Many many years ago I worked as an inpatient oncology nurse. I was chemo certified so part of my job was to administer intravenous chemotherapy to our patients who came in strictly on an out-patient basis. These people were not as immuno-compromised as our overnight patients. They came in, stayed for a few hours while they received their medication, and then - if all went well - they went home. Most times they were accompanied by family members. That gave me a chance to observe how the family dynamics were doing with the stress of the illness, do some teaching, offer support, and just enjoy the interactions.
Even though this was over 20 years ago, I still remember one particular married couple.They were probably both in their sixties. The woman was the patient, receiving chemo for advanced stage breast cancer.

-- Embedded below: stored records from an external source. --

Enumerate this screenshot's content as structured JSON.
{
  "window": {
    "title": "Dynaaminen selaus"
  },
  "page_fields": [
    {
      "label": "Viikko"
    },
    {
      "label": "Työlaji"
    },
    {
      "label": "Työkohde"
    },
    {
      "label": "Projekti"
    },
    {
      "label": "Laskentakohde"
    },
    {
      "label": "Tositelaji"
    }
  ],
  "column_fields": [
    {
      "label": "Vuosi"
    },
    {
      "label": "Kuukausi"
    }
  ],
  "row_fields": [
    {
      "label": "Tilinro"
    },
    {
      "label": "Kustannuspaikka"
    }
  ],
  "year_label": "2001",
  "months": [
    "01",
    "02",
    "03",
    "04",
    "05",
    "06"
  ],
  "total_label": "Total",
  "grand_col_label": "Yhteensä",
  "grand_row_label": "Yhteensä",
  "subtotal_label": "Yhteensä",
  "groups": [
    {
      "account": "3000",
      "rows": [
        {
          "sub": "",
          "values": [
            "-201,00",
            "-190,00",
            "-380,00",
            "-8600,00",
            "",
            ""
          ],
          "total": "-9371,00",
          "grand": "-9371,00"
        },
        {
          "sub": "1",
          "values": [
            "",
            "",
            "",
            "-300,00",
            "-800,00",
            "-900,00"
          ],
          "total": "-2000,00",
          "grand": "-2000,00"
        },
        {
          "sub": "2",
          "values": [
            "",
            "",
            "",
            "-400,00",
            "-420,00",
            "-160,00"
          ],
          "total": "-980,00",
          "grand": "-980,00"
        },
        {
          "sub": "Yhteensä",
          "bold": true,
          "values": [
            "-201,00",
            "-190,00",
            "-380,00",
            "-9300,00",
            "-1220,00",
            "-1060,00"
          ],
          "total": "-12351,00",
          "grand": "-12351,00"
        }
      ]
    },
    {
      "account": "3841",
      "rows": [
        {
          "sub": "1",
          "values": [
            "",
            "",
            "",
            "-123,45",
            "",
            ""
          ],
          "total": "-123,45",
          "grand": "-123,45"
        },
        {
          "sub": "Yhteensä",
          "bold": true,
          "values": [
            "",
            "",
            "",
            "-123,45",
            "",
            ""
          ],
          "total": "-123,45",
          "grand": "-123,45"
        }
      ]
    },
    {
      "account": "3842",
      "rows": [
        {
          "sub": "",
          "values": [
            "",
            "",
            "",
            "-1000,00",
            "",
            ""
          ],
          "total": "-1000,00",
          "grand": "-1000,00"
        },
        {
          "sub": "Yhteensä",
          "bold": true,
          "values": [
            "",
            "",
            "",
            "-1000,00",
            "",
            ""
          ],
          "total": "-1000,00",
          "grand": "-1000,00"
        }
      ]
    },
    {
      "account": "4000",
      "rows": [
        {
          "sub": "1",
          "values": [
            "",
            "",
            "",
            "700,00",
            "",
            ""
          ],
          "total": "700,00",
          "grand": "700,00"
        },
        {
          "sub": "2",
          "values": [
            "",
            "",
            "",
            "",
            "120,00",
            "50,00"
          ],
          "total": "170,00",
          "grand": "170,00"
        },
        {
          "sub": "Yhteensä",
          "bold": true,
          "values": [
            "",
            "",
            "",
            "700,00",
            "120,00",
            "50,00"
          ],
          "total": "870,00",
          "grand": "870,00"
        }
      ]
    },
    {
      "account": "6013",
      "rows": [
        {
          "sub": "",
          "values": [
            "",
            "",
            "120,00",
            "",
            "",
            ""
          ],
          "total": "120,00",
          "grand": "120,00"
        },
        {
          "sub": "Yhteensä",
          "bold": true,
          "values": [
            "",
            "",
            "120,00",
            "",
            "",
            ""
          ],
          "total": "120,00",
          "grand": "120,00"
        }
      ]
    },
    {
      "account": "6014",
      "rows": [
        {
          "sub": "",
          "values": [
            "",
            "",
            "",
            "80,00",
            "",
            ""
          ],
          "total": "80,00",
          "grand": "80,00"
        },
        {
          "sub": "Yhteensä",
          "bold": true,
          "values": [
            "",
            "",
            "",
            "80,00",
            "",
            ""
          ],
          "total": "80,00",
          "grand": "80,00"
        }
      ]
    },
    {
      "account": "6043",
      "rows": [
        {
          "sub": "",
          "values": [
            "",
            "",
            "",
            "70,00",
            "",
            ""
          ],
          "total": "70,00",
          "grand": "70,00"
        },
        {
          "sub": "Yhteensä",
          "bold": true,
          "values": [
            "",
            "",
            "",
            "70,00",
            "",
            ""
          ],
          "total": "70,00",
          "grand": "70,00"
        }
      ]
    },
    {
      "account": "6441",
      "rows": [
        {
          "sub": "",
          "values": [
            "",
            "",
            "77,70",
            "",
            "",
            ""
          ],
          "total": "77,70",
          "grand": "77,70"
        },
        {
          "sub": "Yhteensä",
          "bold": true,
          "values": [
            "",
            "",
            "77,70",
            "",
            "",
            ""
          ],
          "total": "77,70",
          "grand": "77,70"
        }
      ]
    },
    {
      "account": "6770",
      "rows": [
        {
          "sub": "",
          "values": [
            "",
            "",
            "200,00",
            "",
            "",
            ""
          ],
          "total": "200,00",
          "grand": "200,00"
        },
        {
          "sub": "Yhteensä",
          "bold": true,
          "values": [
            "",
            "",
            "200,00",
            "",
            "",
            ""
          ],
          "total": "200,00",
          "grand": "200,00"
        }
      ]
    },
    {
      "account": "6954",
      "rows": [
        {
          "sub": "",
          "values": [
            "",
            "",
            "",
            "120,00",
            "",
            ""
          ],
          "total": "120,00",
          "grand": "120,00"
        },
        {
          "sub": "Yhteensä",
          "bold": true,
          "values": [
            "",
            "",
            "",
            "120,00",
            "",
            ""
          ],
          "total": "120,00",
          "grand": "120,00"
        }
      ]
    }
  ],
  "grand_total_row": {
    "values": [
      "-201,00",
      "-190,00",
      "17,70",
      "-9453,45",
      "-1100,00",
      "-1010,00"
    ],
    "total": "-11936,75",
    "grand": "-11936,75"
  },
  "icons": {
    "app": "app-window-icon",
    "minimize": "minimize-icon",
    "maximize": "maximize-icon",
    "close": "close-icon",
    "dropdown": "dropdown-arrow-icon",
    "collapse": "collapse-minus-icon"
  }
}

She looked as though she had lost weight recently and her bald head was wrapped in a colorful scarf. But it was obvious that they had a wonderful loving relationship just by how they interacted with each other. Her husband doted on her, sitting with her while she underwent treatment, anticipating her every need. I know he was probably feeling very helpless and wanted to do what he could - anything - to lighten her burden. Over the course of her time with us, I got to know them fairly well.
Once, I remember she was going to read a magazine to while away the time and she pulled out her glasses from the bottom of her purse. Right away her husband jumped up and held out his hand.
"Here, let me clean those for you," he said.
He immediately went over to the sink in the room and lovingly washed and dried her glasses before handing them back to her.
It was a small gesture. Something we all do every day.
And yet to this day, whenever I wash my own glasses I think of him. That one small gesture said volumes.
She was loved. Cherished. Cared for.
It's the little small things we do for each other that make up the bigger picture of our lives.
And when death robs us of our loved ones, our hands hang idle, longing to do one more loving act.
I ache to be able to caress the soft spot next to John's eyes.
I wish I could cook one of his favorite meals for him again.
Or surprise him with a bag of red vines - his favorite candy.
I often think of the times John would go grocery shopping and come back with a bouquet of flowers for me.
Or make my coffee just the way I liked it.
Or make me soup when I was ill.
It's the every day things that we miss.
Each and every day.
That couple I met all those years ago have probably gone on to the next World now but I still remember them and the lesson the husband taught me.
Little gestures of kindness, of affection, of saying I know you and I love you just the way you are are what make
the world go round.
Grab every opportunity. They are fleeting.